A more casual experience is provided at 12-year-old Speakeasy Ales & Lagers (1195 Evans at Keith, 642-3371, www.goodbeer.com) in Hunters Point. The free 20-minute tour, led by an affable brewmaster with a contagious enthusiasm for his work, meanders past steam-fired stainless steel tanks and kettles and a fascinating bottling-and-conveyor-belt gizmo in a room almost the size of a high school gymnasium. There's a small makeshift bar where you can try half a dozen house brews at $3 per pint, including the Shock and Awe Double Daddy, filtered through a jar of hops just before serving for a particularly bracing kick in the pants. Free popcorn is available, alongside burritos ($3) and taquitos ($1) from La Laguna Taqueria up the street. Tours happen every Friday at 4 p.m., and the bar is open till 9 p.m. through the summer.

Elizabeth Street Brewery

Cooler still are the open houses at the Elizabeth Street Brewery in Noe Valley (798 Elizabeth at Douglass, 244-5496, www.elizabethstreetbrewery.com). Every now and then — the schedule is erratic — Richard and Alyson Brewer-Hay invite friends, neighbors, and beer lovers in general to sample the home brews they've been cooking up in five- and ten-gallon batches since 2003. A few years back, their rumpus room was converted into a pub for the While You Were Out decorating reality show, and this friendly wood-and-brick nook is the ideal setting to enjoy free samples of (for instance) Daddy's Chocolate Milk, a rich and creamy stout made with four breeds of malt, including chocolate. Brewing updates and information on the next open house are available via the Web site or Twitter.
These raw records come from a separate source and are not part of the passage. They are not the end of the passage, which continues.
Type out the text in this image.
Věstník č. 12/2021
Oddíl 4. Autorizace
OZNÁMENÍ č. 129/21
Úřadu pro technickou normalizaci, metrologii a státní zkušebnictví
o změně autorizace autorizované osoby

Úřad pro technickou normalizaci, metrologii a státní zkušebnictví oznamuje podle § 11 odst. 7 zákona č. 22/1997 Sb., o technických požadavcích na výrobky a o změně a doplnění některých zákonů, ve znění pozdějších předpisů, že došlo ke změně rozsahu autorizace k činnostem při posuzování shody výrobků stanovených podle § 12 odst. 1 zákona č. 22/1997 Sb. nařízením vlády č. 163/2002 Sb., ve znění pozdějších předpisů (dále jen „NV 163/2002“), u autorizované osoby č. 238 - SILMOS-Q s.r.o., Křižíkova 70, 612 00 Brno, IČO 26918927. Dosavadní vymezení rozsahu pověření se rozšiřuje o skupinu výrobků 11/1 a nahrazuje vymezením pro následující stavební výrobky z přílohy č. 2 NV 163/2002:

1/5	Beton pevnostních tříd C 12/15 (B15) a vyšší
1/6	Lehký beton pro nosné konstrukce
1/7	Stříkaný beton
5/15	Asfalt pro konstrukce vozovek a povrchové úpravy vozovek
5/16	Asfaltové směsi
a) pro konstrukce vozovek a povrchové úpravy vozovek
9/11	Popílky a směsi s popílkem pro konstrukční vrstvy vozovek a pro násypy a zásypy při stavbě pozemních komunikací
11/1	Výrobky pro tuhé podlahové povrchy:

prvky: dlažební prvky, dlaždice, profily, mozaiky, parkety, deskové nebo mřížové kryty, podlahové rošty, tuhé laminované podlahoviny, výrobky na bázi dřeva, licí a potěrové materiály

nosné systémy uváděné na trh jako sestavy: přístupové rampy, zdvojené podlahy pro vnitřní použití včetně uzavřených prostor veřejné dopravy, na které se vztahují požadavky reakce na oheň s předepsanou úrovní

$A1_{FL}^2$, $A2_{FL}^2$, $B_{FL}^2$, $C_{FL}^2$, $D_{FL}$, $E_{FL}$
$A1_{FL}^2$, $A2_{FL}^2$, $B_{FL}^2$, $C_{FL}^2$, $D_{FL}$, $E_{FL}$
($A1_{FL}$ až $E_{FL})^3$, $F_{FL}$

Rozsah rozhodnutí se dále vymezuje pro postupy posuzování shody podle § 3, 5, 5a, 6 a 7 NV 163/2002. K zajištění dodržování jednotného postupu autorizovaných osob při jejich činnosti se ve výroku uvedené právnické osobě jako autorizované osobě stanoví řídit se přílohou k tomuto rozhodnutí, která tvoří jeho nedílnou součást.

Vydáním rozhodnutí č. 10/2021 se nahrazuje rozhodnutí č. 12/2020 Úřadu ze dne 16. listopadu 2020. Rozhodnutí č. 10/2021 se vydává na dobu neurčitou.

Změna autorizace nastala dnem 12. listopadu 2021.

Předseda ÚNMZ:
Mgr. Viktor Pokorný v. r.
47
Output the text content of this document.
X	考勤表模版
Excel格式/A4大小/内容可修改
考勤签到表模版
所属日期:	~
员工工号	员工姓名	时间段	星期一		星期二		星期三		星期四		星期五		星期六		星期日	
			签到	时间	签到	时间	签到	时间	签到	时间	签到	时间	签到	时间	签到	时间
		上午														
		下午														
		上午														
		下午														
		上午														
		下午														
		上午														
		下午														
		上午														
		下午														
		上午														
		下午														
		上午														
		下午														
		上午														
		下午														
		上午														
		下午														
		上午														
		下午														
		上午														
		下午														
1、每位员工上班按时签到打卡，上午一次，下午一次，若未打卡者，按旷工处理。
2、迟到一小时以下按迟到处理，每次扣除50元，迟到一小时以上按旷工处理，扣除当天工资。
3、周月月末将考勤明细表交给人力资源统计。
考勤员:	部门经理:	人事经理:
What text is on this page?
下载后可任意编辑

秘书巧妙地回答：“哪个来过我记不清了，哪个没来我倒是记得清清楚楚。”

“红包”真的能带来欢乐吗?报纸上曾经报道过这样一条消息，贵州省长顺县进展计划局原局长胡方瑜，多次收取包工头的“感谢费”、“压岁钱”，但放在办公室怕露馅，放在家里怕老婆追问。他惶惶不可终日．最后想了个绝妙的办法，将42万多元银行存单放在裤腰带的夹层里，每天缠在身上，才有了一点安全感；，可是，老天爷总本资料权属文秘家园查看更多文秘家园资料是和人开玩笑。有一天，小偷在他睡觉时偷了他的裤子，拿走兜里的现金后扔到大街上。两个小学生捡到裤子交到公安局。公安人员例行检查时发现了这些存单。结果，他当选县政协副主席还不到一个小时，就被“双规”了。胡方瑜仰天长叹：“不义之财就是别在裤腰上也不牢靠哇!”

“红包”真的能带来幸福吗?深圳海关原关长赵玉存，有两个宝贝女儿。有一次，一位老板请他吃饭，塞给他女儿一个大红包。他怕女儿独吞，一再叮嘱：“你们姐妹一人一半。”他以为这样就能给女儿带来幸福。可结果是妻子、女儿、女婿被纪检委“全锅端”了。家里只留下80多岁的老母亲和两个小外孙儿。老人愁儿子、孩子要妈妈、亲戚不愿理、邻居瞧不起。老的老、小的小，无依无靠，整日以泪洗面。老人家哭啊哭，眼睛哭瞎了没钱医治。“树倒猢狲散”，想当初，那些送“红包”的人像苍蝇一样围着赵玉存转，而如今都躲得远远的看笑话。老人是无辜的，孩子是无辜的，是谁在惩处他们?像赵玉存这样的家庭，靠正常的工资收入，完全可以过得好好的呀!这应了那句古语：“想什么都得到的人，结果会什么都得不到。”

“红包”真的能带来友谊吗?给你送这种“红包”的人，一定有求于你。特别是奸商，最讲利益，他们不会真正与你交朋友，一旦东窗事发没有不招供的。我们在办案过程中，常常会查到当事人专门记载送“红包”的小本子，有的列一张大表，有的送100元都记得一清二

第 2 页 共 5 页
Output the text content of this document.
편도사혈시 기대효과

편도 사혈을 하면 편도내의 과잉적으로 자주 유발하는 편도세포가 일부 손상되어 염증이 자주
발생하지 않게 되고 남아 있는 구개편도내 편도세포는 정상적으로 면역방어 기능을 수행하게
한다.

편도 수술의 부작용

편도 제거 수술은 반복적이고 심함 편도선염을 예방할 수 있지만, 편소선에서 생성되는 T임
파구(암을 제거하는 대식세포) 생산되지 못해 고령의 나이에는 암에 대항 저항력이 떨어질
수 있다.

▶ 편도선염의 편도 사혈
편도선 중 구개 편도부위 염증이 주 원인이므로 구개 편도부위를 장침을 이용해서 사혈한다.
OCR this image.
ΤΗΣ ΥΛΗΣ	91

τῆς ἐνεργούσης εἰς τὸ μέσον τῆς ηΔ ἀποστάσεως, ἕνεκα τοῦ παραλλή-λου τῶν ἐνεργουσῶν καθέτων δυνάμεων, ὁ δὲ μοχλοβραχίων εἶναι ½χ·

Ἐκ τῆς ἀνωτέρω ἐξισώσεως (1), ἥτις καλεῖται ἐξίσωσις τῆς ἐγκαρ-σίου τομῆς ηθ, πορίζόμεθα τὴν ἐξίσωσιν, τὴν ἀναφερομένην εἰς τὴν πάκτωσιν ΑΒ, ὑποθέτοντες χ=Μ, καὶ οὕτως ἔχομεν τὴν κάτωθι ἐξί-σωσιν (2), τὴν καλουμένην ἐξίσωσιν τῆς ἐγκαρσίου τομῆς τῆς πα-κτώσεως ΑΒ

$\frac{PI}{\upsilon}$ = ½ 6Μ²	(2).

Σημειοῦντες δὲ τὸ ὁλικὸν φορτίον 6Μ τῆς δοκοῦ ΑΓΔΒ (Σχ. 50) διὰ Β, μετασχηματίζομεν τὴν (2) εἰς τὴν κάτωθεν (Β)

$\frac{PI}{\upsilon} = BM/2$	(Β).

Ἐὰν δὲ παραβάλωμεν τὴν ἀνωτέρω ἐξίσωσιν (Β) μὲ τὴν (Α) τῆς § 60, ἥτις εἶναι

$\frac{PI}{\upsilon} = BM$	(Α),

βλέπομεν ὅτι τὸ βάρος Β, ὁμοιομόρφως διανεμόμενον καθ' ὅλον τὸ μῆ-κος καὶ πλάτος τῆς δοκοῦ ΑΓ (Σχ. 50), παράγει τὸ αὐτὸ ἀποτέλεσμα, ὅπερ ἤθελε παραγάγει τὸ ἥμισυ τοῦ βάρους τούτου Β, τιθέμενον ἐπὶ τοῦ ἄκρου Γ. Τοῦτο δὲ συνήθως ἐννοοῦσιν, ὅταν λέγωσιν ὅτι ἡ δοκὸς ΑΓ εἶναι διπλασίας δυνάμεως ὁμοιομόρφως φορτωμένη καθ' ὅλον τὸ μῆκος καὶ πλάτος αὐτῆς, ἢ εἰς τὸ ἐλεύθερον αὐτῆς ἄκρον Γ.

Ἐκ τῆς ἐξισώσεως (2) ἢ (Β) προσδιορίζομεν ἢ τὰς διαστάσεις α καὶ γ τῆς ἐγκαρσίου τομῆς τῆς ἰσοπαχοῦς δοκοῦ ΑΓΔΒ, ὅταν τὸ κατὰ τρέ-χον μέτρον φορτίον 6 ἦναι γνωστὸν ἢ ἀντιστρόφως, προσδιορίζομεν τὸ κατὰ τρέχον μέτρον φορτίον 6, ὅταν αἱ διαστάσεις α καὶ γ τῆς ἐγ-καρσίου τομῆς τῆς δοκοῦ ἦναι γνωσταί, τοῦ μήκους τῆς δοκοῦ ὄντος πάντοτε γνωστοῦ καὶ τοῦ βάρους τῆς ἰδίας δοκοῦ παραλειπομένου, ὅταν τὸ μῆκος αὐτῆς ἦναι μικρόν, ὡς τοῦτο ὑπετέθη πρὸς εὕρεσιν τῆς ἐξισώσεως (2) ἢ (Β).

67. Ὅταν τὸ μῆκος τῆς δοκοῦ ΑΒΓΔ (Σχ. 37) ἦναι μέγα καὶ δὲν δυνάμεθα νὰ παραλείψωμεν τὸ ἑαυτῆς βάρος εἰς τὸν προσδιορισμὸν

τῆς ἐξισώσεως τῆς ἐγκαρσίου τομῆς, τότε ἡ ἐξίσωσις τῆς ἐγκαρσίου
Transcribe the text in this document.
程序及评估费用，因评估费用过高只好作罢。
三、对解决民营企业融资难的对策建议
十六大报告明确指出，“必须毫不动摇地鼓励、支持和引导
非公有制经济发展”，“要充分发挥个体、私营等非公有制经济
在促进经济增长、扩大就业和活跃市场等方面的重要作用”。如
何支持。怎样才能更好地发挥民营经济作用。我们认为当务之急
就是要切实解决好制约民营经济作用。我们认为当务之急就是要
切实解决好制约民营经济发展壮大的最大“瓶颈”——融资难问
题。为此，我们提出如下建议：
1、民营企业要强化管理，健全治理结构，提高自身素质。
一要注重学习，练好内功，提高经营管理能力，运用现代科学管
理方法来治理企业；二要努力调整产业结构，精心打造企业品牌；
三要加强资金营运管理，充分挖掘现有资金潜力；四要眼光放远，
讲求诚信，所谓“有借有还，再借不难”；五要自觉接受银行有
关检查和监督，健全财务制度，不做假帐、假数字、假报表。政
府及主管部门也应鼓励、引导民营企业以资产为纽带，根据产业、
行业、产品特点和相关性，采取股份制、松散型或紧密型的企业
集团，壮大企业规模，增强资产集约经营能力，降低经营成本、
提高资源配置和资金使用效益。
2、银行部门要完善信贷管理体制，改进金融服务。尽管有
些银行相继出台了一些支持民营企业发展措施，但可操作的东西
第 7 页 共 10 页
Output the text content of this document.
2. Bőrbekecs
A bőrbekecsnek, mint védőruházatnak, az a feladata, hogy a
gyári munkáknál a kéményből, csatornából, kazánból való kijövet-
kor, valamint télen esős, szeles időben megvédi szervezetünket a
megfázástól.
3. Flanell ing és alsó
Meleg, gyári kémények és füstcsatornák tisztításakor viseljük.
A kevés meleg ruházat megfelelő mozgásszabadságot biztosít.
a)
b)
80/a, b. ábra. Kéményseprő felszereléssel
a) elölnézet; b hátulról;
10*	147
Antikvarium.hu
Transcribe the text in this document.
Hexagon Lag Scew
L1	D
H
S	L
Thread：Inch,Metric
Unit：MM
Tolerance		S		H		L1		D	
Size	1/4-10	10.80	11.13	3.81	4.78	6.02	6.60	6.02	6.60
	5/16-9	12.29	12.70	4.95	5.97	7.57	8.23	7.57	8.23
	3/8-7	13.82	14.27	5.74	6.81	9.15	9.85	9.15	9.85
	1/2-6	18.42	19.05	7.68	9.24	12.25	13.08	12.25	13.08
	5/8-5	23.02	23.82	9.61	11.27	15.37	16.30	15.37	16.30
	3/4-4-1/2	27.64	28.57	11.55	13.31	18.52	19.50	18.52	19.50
San Francisco Brewing Company

San Francisco's six other breweries function primarily as brewpubs, offering suds crafted on the premises and the foods that like them best. The city's oldest, San Francisco Brewing Company (155 Columbus at Pacific, 434-3344, www.sfbrewing.com), is a 1907 Barbary Coast saloon where Jack Dempsey was once employed as a bouncer and Baby Face Nelson was apprehended by the FBI. In 1985, it became one of the country's first brewpubs, and it's a pleasure to sit among the century-old stained glass by the brass-trimmed solid mahogany bar, sipping the unpasteurized, unfiltered, and absolutely fresh ales, stouts, and lagers. An uninspired menu of pub grub includes burgers, sandwiches, nachos, and calamari; cellar and brewhouse tour available upon request.

Beach Chalet

Nearly as venerable is the Beach Chalet (1000 Great Highway near Fulton, 386-8439, www.beachchalet.com), built in 1925 and a highly successful seaside brewpub for the past 12 years. After checking out the evocative WPA mural downstairs, grab a table in the elegant dining room, take in the sweeping Pacific panoramas, and sip one of the nine brews crafted in the copper tanks and kettles visible behind the bar — the potent Fleishhacker Stout is especially yummy. The menu of New American comfort food includes Dungeness crab cakes, Star Ranch ribeye with escarole, and a splendid chocolate sandcastle; the more casual Park Chalet out back features burgers, pizzas, crab rolls, and barbecue.